You have announced partnerships with DeepHealth and NVIDIA. How do you expect AI to reshape your diagnostic workflows?

GE Healthcare is in a unique position because we combine imaging equipment, diagnostic tools and AI platforms. When you bring those together with longitudinal patient data, you can start to do very powerful things. We have, for example, gone back to historical clinical trial data and used AI to see whether we can reproduce trial outcomes based on what we know about patient cohorts and their responses. The correlations we are seeing highlight how important it will be to curate data sets carefully and use them to predict responses and outcomes.

There is also a very practical layer. CT exam volumes roughly double every decade, and MRI is on a similar trajectory, but the number of radiologists is not doubling. AI tools that help read exams, triage routine cases and allow radiologists to focus on the most complex studies will be essential to keep healthcare systems functioning. Beyond that, our work with partners like NVIDIA is about managing large data sets over time and extracting insights from them. Internally we talk about our “D3” strategy – bringing together devices, drugs and data – and AI is central to making that ecosystem work.

Looking ahead to 2026, what should our readers expect from GE Healthcare?

We have a very strong innovation pipeline coming to market. This year we showcased technologies such as photon-counting CT and full-body PET, which are the result of many years of investment and are designed to enable precision care at scale.

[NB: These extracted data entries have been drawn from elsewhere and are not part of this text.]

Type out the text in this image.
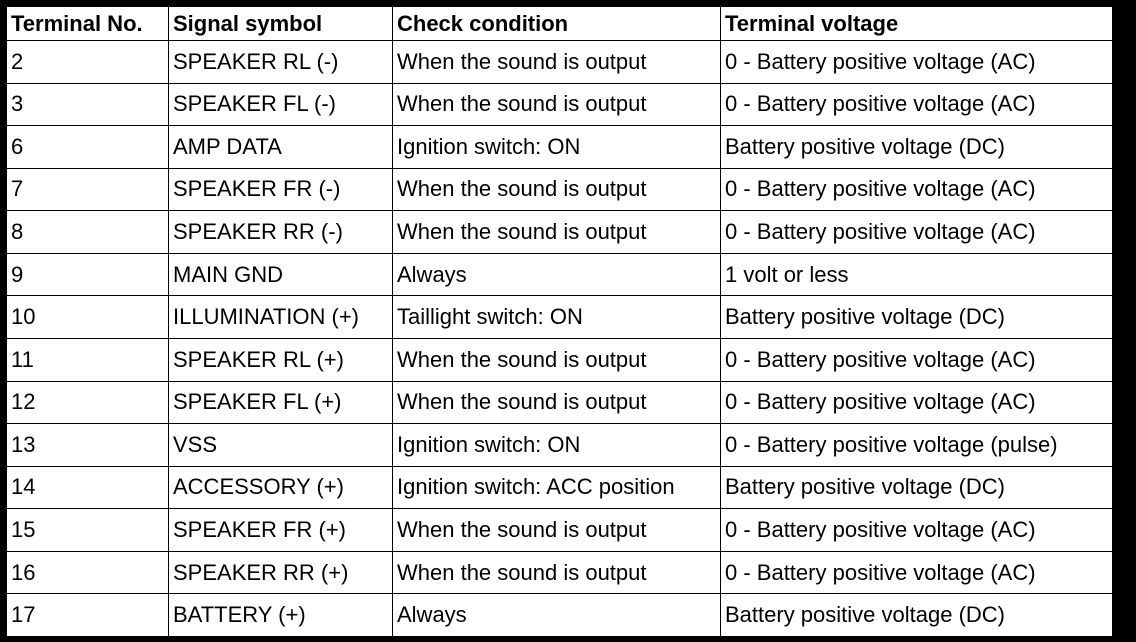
Terminal No.	Signal symbol	Check condition	Terminal voltage
2	SPEAKER RL (-)	When the sound is output	0 - Battery positive voltage (AC)
3	SPEAKER FL (-)	When the sound is output	0 - Battery positive voltage (AC)
6	AMP DATA	Ignition switch: ON	Battery positive voltage (DC)
7	SPEAKER FR (-)	When the sound is output	0 - Battery positive voltage (AC)
8	SPEAKER RR (-)	When the sound is output	0 - Battery positive voltage (AC)
9	MAIN GND	Always	1 volt or less
10	ILLUMINATION (+)	Taillight switch: ON	Battery positive voltage (DC)
11	SPEAKER RL (+)	When the sound is output	0 - Battery positive voltage (AC)
12	SPEAKER FL (+)	When the sound is output	0 - Battery positive voltage (AC)
13	VSS	Ignition switch: ON	0 - Battery positive voltage (pulse)
14	ACCESSORY (+)	Ignition switch: ACC position	Battery positive voltage (DC)
15	SPEAKER FR (+)	When the sound is output	0 - Battery positive voltage (AC)
16	SPEAKER RR (+)	When the sound is output	0 - Battery positive voltage (AC)
17	BATTERY (+)	Always	Battery positive voltage (DC)
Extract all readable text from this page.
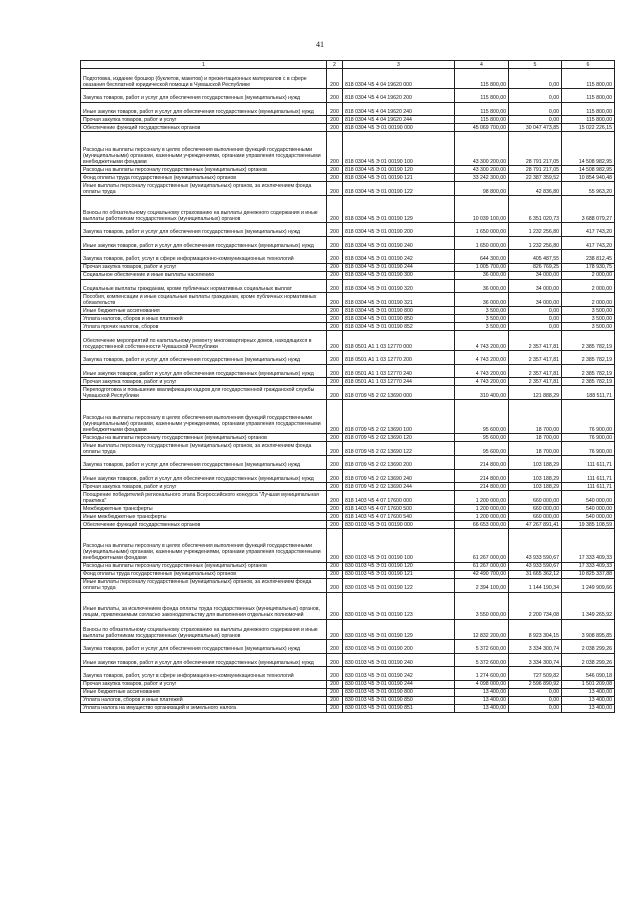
41
1	2	3	4	5	6
Подготовка, издание брошюр (буклетов, макетов) и презентационных материалов с в сфере оказания бесплатной юридической помощи в Чувашской Республике	200	818 0304 Ч5 4 04 19620 000	115 800,00	0,00	115 800,00
Закупка товаров, работ и услуг для обеспечения государственных (муниципальных) нужд	200	818 0304 Ч5 4 04 19620 200	115 800,00	0,00	115 800,00
Иные закупки товаров, работ и услуг для обеспечения государственных (муниципальных) нужд	200	818 0304 Ч5 4 04 19620 240	115 800,00	0,00	115 800,00
Прочая закупка товаров, работ и услуг	200	818 0304 Ч5 4 04 19620 244	115 800,00	0,00	115 800,00
Обеспечение функций государственных органов	200	818 0304 Ч5 Э 01 00190 000	45 069 700,00	30 047 473,85	15 022 226,15
Расходы на выплаты персоналу в целях обеспечения выполнения функций государственными (муниципальными) органами, казенными учреждениями, органами управления государственными внебюджетными фондами	200	818 0304 Ч5 Э 01 00190 100	43 300 200,00	28 791 217,05	14 508 982,95
Расходы на выплаты персоналу государственных (муниципальных) органов	200	818 0304 Ч5 Э 01 00190 120	43 300 200,00	28 791 217,05	14 508 982,95
Фонд оплаты труда государственных (муниципальных) органов	200	818 0304 Ч5 Э 01 00190 121	33 242 300,00	22 387 359,52	10 854 940,48
Иные выплаты персоналу государственных (муниципальных) органов, за исключением фонда оплаты труда	200	818 0304 Ч5 Э 01 00190 122	98 800,00	42 836,80	55 963,20
Взносы по обязательному социальному страхованию на выплаты денежного содержания и иные выплаты работникам государственных (муниципальных) органов	200	818 0304 Ч5 Э 01 00190 129	10 039 100,00	6 351 020,73	3 688 079,27
Закупка товаров, работ и услуг для обеспечения государственных (муниципальных) нужд	200	818 0304 Ч5 Э 01 00190 200	1 650 000,00	1 232 256,80	417 743,20
Иные закупки товаров, работ и услуг для обеспечения государственных (муниципальных) нужд	200	818 0304 Ч5 Э 01 00190 240	1 650 000,00	1 232 256,80	417 743,20
Закупка товаров, работ, услуг в сфере информационно-коммуникационных технологий	200	818 0304 Ч5 Э 01 00190 242	644 300,00	405 487,55	238 812,45
Прочая закупка товаров, работ и услуг	200	818 0304 Ч5 Э 01 00190 244	1 005 700,00	826 769,25	178 930,75
Социальное обеспечение и иные выплаты населению	200	818 0304 Ч5 Э 01 00190 300	36 000,00	34 000,00	2 000,00
Социальные выплаты гражданам, кроме публичных нормативных социальных выплат	200	818 0304 Ч5 Э 01 00190 320	36 000,00	34 000,00	2 000,00
Пособия, компенсации и иные социальные выплаты гражданам, кроме публичных нормативных обязательств	200	818 0304 Ч5 Э 01 00190 321	36 000,00	34 000,00	2 000,00
Иные бюджетные ассигнования	200	818 0304 Ч5 Э 01 00190 800	3 500,00	0,00	3 500,00
Уплата налогов, сборов и иных платежей	200	818 0304 Ч5 Э 01 00190 850	3 500,00	0,00	3 500,00
Уплата прочих налогов, сборов	200	818 0304 Ч5 Э 01 00190 852	3 500,00	0,00	3 500,00
Обеспечение мероприятий по капитальному ремонту многоквартирных домов, находящихся в государственной собственности Чувашской Республики	200	818 0501 А1 1 03 12770 000	4 743 200,00	2 357 417,81	2 385 782,19
Закупка товаров, работ и услуг для обеспечения государственных (муниципальных) нужд	200	818 0501 А1 1 03 12770 200	4 743 200,00	2 357 417,81	2 385 782,19
Иные закупки товаров, работ и услуг для обеспечения государственных (муниципальных) нужд	200	818 0501 А1 1 03 12770 240	4 743 200,00	2 357 417,81	2 385 782,19
Прочая закупка товаров, работ и услуг	200	818 0501 А1 1 03 12770 244	4 743 200,00	2 357 417,81	2 385 782,19
Переподготовка и повышение квалификации кадров для государственной гражданской службы Чувашской Республики	200	818 0709 Ч5 2 02 13690 000	310 400,00	121 888,29	188 511,71
Расходы на выплаты персоналу в целях обеспечения выполнения функций государственными (муниципальными) органами, казенными учреждениями, органами управления государственными внебюджетными фондами	200	818 0709 Ч5 2 02 13690 100	95 600,00	18 700,00	76 900,00
Расходы на выплаты персоналу государственных (муниципальных) органов	200	818 0709 Ч5 2 02 13690 120	95 600,00	18 700,00	76 900,00
Иные выплаты персоналу государственных (муниципальных) органов, за исключением фонда оплаты труда	200	818 0709 Ч5 2 02 13690 122	95 600,00	18 700,00	76 900,00
Закупка товаров, работ и услуг для обеспечения государственных (муниципальных) нужд	200	818 0709 Ч5 2 02 13690 200	214 800,00	103 188,29	111 611,71
Иные закупки товаров, работ и услуг для обеспечения государственных (муниципальных) нужд	200	818 0709 Ч5 2 02 13690 240	214 800,00	103 188,29	111 611,71
Прочая закупка товаров, работ и услуг	200	818 0709 Ч5 2 02 13690 244	214 800,00	103 188,29	111 611,71
Поощрение победителей регионального этапа Всероссийского конкурса "Лучшая муниципальная практика"	200	818 1403 Ч5 4 07 17600 000	1 200 000,00	660 000,00	540 000,00
Межбюджетные трансферты	200	818 1403 Ч5 4 07 17600 500	1 200 000,00	660 000,00	540 000,00
Иные межбюджетные трансферты	200	818 1403 Ч5 4 07 17600 540	1 200 000,00	660 000,00	540 000,00
Обеспечение функций государственных органов	200	830 0103 Ч5 Э 01 00190 000	66 653 000,00	47 267 891,41	19 385 108,59
Расходы на выплаты персоналу в целях обеспечения выполнения функций государственными (муниципальными) органами, казенными учреждениями, органами управления государственными внебюджетными фондами	200	830 0103 Ч5 Э 01 00190 100	61 267 000,00	43 933 590,67	17 333 409,33
Расходы на выплаты персоналу государственных (муниципальных) органов	200	830 0103 Ч5 Э 01 00190 120	61 267 000,00	43 933 590,67	17 333 409,33
Фонд оплаты труда государственных (муниципальных) органов	200	830 0103 Ч5 Э 01 00190 121	42 490 700,00	31 665 362,12	10 825 337,88
Иные выплаты персоналу государственных (муниципальных) органов, за исключением фонда оплаты труда	200	830 0103 Ч5 Э 01 00190 122	2 394 100,00	1 144 190,34	1 249 909,66
Иные выплаты, за исключением фонда оплаты труда государственных (муниципальных) органов, лицам, привлекаемым согласно законодательству для выполнения отдельных полномочий	200	830 0103 Ч5 Э 01 00190 123	3 550 000,00	2 200 734,08	1 349 265,92
Взносы по обязательному социальному страхованию на выплаты денежного содержания и иные выплаты работникам государственных (муниципальных) органов	200	830 0103 Ч5 Э 01 00190 129	12 832 200,00	8 923 304,15	3 908 895,85
Закупка товаров, работ и услуг для обеспечения государственных (муниципальных) нужд	200	830 0103 Ч5 Э 01 00190 200	5 372 600,00	3 334 300,74	2 038 299,26
Иные закупки товаров, работ и услуг для обеспечения государственных (муниципальных) нужд	200	830 0103 Ч5 Э 01 00190 240	5 372 600,00	3 334 300,74	2 038 299,26
Закупка товаров, работ, услуг в сфере информационно-коммуникационных технологий	200	830 0103 Ч5 Э 01 00190 242	1 274 600,00	727 509,82	546 090,18
Прочая закупка товаров, работ и услуг	200	830 0103 Ч5 Э 01 00190 244	4 098 000,00	2 596 890,92	1 501 209,08
Иные бюджетные ассигнования	200	830 0103 Ч5 Э 01 00190 800	13 400,00	0,00	13 400,00
Уплата налогов, сборов и иных платежей	200	830 0103 Ч5 Э 01 00190 850	13 400,00	0,00	13 400,00
Уплата налога на имущество организаций и земельного налога	200	830 0103 Ч5 Э 01 00190 851	13 400,00	0,00	13 400,00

In pharmaceutical diagnostics, we already have three key tracers – Seriana for oestrogen-positive breast tumours, Vismil in Alzheimer’s disease and Flyrcado for cardiac imaging – with additional pipeline developments underway, including in markets like Japan.

More broadly, we are focused on bringing our D3 concept to life: devices, digital and drugs working together, with customers as our north star and patient access at the centre. In Pharmaceutical Diagnostics alone we serve around 130 million patients a year, and that number is set to rise towards 140–150 million. As a former CFO, I do not measure success in dollars when I speak to our teams; I measure it in those patient numbers, because they show the scale of the impact we are having and what we aim to build on as we move into 2026.